Nanny Trial: Americans express shock and sympathy
Saturday 01 November 1997
Minutes later the hotel receptionist says: "It is wrong; she's innocent. I'm so sorry" .
There are not many voices in Boston, perhaps not in America, I can hear applauding the jury's verdict. If the defence yesterday was expressing shock and deep disappointment at the decision, it is far from alone. If they want to make Woodward's appeal into a cause celebre, a Guildford Four of the United States, they should have little difficulty. More voices yesterday: "It's awful. It's terrible, I just don't believe she did it," said Kim Taylor, 28, a tourist who was visiting Boston from Colorado. I have a daughter 20 months old. I know how much she falls and hits her head".
Another man on the street, a Bostonian exclaimed: "I think she was hosed . I'm really unhappy. I saw her on trial. I believed her. I really don't think she did it".

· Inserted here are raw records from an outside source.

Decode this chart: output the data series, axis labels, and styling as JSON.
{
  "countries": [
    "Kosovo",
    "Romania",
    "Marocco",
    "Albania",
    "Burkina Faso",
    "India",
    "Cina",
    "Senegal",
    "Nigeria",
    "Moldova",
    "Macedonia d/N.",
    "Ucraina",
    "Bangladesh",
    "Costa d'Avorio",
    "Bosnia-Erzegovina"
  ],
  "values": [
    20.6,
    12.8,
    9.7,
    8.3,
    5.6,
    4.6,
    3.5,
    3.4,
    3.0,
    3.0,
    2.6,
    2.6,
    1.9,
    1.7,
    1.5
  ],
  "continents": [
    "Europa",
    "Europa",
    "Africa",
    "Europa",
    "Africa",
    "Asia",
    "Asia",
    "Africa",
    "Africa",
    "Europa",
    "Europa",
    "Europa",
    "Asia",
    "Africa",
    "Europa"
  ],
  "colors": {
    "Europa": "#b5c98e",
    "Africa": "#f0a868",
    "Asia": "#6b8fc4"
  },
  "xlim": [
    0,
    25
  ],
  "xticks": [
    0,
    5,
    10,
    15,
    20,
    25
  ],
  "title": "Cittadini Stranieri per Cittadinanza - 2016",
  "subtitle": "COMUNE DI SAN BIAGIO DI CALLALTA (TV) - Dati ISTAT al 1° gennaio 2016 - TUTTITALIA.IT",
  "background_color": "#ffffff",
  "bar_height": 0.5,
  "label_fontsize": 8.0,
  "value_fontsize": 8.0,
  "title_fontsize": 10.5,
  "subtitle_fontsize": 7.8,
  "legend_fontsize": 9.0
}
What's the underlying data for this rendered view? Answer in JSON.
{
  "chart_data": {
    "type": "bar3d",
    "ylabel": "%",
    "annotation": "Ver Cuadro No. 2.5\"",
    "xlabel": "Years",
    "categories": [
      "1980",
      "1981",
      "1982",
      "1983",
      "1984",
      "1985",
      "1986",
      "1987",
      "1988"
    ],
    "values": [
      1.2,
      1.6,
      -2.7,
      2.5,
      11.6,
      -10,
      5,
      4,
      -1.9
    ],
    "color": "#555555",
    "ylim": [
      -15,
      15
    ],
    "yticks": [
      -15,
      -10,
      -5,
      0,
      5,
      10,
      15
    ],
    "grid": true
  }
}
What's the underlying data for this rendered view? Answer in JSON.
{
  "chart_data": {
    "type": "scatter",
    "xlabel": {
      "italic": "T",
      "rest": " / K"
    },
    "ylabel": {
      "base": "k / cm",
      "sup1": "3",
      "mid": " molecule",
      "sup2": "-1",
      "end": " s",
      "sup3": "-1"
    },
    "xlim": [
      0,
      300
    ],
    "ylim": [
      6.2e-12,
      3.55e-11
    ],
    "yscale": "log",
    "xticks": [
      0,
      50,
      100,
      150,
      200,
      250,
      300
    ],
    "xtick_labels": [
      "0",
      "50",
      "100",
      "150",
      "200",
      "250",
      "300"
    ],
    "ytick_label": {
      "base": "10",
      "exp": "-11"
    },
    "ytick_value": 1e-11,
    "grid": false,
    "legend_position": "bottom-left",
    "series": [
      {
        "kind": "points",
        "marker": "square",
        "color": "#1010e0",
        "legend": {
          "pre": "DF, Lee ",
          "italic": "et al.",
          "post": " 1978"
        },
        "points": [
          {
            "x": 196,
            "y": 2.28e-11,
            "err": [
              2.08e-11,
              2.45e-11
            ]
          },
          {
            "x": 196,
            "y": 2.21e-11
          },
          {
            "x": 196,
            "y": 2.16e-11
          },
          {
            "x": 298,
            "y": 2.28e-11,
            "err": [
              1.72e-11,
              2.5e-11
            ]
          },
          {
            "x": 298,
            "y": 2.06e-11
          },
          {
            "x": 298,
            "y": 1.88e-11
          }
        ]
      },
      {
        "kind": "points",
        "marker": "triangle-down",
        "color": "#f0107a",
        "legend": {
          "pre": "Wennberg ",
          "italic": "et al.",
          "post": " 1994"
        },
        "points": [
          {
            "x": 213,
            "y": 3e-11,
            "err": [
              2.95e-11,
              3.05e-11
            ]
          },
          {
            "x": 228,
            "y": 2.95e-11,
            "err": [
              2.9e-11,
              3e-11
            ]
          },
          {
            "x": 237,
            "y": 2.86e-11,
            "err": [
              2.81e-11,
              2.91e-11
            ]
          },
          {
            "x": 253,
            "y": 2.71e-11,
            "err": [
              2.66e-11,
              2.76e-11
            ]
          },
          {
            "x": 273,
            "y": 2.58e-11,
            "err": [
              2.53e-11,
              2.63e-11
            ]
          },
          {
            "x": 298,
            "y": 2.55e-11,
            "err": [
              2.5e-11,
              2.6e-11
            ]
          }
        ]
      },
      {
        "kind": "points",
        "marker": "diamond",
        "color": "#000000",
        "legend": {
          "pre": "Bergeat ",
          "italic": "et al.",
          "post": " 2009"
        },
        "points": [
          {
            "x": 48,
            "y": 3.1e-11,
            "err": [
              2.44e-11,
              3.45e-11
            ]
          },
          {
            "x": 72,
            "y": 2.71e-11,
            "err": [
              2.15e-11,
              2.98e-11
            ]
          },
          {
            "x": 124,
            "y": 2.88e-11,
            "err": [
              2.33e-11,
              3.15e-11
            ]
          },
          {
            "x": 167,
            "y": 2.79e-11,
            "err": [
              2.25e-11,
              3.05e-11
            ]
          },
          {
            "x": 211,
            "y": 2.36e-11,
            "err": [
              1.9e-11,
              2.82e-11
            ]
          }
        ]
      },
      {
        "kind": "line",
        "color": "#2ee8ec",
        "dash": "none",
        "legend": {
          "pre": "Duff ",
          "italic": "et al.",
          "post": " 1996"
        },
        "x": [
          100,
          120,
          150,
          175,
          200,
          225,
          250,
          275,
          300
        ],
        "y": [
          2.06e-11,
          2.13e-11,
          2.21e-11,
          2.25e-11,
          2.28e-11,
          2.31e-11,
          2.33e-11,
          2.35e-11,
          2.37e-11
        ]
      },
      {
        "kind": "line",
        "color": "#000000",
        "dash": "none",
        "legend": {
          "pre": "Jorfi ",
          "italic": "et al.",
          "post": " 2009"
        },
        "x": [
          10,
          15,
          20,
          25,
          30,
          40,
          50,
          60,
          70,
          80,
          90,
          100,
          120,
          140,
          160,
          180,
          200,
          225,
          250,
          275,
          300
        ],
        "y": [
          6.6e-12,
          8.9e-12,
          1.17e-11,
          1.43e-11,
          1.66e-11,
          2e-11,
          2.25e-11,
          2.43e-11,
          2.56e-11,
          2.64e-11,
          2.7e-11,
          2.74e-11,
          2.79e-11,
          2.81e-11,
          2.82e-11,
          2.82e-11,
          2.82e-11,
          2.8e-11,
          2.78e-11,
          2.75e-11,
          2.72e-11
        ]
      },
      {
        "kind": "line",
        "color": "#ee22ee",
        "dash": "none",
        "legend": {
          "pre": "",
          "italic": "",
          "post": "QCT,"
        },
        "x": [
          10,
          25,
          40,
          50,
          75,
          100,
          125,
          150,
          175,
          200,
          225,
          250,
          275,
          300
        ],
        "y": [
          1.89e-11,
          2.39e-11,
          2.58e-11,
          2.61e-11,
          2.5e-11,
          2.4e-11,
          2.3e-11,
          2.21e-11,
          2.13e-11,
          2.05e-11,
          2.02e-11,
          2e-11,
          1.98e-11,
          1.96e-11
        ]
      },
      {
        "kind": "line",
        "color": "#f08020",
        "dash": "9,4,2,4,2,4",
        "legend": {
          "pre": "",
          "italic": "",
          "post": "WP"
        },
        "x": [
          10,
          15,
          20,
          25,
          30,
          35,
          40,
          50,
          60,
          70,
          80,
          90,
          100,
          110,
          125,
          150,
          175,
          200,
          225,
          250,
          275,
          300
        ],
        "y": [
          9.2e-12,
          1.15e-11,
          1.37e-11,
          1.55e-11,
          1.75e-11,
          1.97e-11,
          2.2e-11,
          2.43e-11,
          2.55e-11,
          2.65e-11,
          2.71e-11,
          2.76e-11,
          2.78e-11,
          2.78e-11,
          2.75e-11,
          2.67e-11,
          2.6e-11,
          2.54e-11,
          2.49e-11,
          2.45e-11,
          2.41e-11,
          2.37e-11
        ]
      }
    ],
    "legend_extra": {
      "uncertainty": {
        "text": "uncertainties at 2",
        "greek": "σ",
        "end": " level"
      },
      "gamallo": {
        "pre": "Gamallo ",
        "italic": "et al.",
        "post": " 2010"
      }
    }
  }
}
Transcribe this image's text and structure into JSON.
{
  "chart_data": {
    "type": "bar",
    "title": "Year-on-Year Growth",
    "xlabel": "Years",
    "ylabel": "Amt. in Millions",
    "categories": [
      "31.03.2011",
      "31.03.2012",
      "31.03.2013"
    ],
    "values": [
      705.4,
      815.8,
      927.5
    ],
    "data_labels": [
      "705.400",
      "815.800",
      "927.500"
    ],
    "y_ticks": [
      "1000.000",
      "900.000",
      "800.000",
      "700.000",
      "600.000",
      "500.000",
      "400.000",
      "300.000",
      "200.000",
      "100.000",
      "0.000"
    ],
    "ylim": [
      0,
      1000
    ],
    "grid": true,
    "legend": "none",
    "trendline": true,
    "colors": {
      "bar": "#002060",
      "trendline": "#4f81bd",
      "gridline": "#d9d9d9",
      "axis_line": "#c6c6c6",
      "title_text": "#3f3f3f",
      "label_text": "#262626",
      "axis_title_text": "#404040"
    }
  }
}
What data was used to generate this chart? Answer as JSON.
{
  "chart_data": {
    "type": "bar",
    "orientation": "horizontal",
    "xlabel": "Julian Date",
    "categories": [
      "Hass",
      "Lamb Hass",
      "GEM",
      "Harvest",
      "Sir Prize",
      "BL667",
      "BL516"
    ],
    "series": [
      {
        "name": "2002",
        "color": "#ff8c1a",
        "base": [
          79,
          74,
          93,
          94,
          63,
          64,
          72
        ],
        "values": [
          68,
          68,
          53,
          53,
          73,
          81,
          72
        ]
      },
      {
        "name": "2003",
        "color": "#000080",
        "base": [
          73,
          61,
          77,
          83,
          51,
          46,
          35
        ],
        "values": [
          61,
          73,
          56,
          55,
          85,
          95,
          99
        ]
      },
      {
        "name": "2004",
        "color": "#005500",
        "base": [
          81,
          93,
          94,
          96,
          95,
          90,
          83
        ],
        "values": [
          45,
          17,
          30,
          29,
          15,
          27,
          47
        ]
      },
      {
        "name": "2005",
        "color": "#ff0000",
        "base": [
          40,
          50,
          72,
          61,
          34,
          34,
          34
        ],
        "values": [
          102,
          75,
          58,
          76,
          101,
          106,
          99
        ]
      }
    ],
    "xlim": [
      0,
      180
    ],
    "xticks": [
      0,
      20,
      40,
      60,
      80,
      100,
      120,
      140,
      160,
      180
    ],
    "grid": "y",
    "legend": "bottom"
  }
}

Those at the trial who believed she would be found innocent had based that optimism in part also on the feeling that this jury, perhaps any jury, simply would not want to see another life lost, if not actually lost then lost in a sentence in jail. Such sympathetic thoughts apparently did not prevail in the jury room. Outside, amongst the millions watching the trial on cable TV, they did however.
"I was disappointed. Not in the jury, but I didn't want to believe we're sending another kid to jail," said Bob O'Neil, a hotel manager in the city. "It's the second tragedy. The first one is Matthew Eappen. The second one is we're sending this girl to jail."
And there was anxiety too among Americans about how Britons would react to the verdict. The British response, suggested Rich Davenport, has "less to do with the legal system and more to do with it being an emotional issue. I don't think it's fair to blame the American justice system in general. It's just this particular case and the way it was handled".
Even experts in Boston's legal community were astonished and dismayed. Mostly, they lamented the decision, taken by Woodward herself, to opt to deny the jury the chance to deliver a lesser verdict of manslaughter. "It's easy in hindsight to second-guess everything that went on," said defence lawyer Robert Gorege. "But its clear that taking the manslaughter verdict away from the jury - which was supposed to to be a strategic move - has in a way backfired".